Ontario missed an opportunity to commit to implement UNDRIP. Instead, Ontario says it will only “take a strong, supportive and active role in considering policy options to address UNDRIP.” That is not the same as implementing UNDRIP in its full form. I question how we can achieve reconciliation when the level of government given jurisdiction over lands and resources in the Canadian constitution refuses to accept international norms on Indigenous rights.

Which leads me to the other big omission in this report – honouring the treaties in a real way.
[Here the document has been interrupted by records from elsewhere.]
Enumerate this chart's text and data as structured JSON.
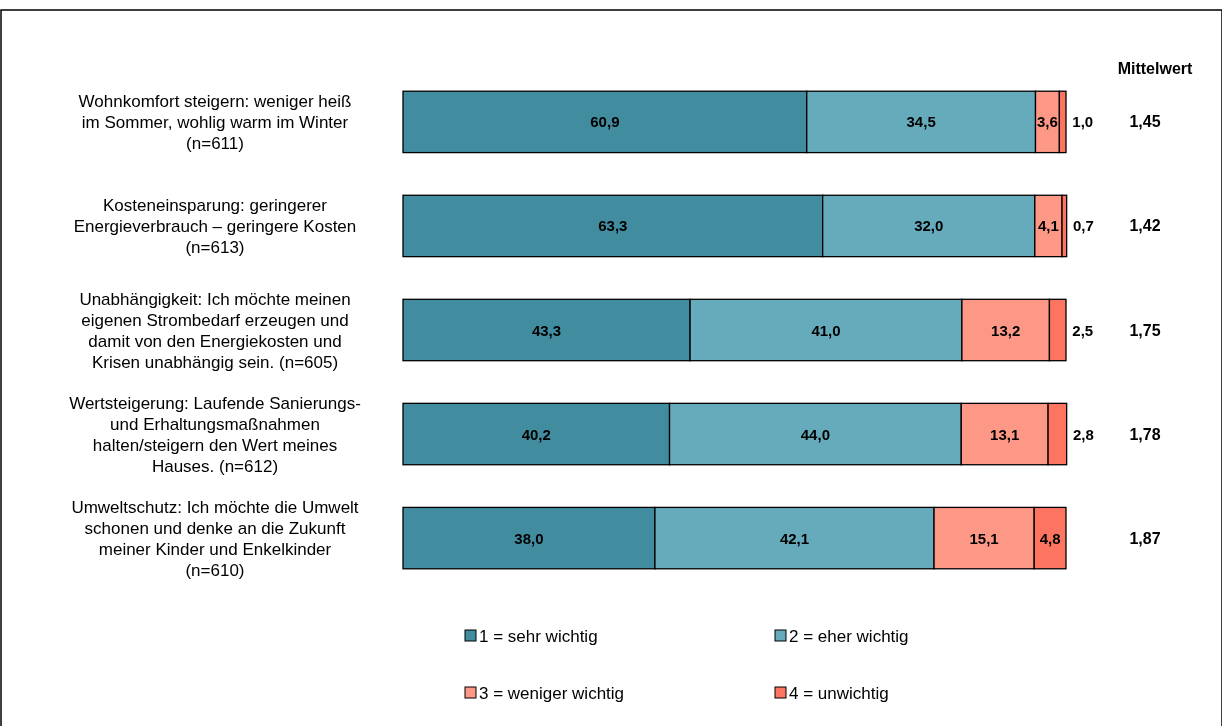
{
  "chart_data": {
    "type": "bar",
    "orientation": "horizontal",
    "stacked": true,
    "legend": "bottom",
    "tick_labels": false,
    "xlim": [
      0,
      100
    ],
    "categories": [
      "Wohnkomfort steigern: weniger heiß\nim Sommer, wohlig warm im Winter\n(n=611)",
      "Kosteneinsparung: geringerer\nEnergieverbrauch – geringere Kosten\n(n=613)",
      "Unabhängigkeit: Ich möchte meinen\neigenen Strombedarf erzeugen und\ndamit von den Energiekosten und\nKrisen unabhängig sein. (n=605)",
      "Wertsteigerung: Laufende Sanierungs-\nund Erhaltungsmaßnahmen\nhalten/steigern den Wert meines\nHauses. (n=612)",
      "Umweltschutz: Ich möchte die Umwelt\nschonen und denke an die Zukunft\nmeiner Kinder und Enkelkinder\n(n=610)"
    ],
    "series": [
      {
        "name": "1 = sehr wichtig",
        "color": "#428c9f",
        "values": [
          60.9,
          63.3,
          43.3,
          40.2,
          38.0
        ],
        "value_labels": [
          "60,9",
          "63,3",
          "43,3",
          "40,2",
          "38,0"
        ]
      },
      {
        "name": "2 = eher wichtig",
        "color": "#66abbc",
        "values": [
          34.5,
          32.0,
          41.0,
          44.0,
          42.1
        ],
        "value_labels": [
          "34,5",
          "32,0",
          "41,0",
          "44,0",
          "42,1"
        ]
      },
      {
        "name": "3 = weniger wichtig",
        "color": "#fe9886",
        "values": [
          3.6,
          4.1,
          13.2,
          13.1,
          15.1
        ],
        "value_labels": [
          "3,6",
          "4,1",
          "13,2",
          "13,1",
          "15,1"
        ]
      },
      {
        "name": "4 = unwichtig",
        "color": "#fd7560",
        "values": [
          1.0,
          0.7,
          2.5,
          2.8,
          4.8
        ],
        "value_labels": [
          "1,0",
          "0,7",
          "2,5",
          "2,8",
          "4,8"
        ]
      }
    ],
    "annotations": [
      "Mittelwert",
      "1,45",
      "1,42",
      "1,75",
      "1,78",
      "1,87"
    ]
  }
}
Ontario is proposing initiatives to increase awareness in Ontario about the existence of the treaties and our rights as treaty peoples, for example:

  • Acknowledging treaties within ministers’ statements, the Public Service Oath of Office and government-issued documents;
  • Continuing mandatory cultural competency training for the public service on issues including treaties;
  • Continuing to work on enhancing the curriculum in K-12 to include learning about the rights and responsibilities we have to each other as treaty people;  and
  • Naming the first week of November treaty awareness week.

Increasing awareness of the treaties is important. All Ontarians have a role to play in respecting and honouring the treaties as we are all treaty partners. But it is not enough. There is a commitment to continue working with Chiefs of Ontario on Ontario’s Treaty Strategy. But we need a courageous commitment from the federal and provincial governments to renew the historic treaties and to open up genuine negotiations between the treaty partners to renew our mutual commitments and achieve true reconciliation. My colleagues Nancy Kleer and Gillian Paul recently prepared an excellent paper on what it means to honour the treaties.

I also question who is teaching the awareness about the treaties. Indigenous peoples have fundamentally different understandings about the meanings of the treaties than the understandings expressed by the Crowns to date. Increasing awareness of only one perspective on what the treaties mean will not achieve reconciliation.

Overall Ontario has made some good commitments and by issuing this report signalled a commitment to take action to achieve reconciliation. But will funding programs and increasing awareness be enough? What happens if Premier Wynne does not win the next provincial election? Reconciliation cannot just depend on the whims of government. Fundamental changes are required.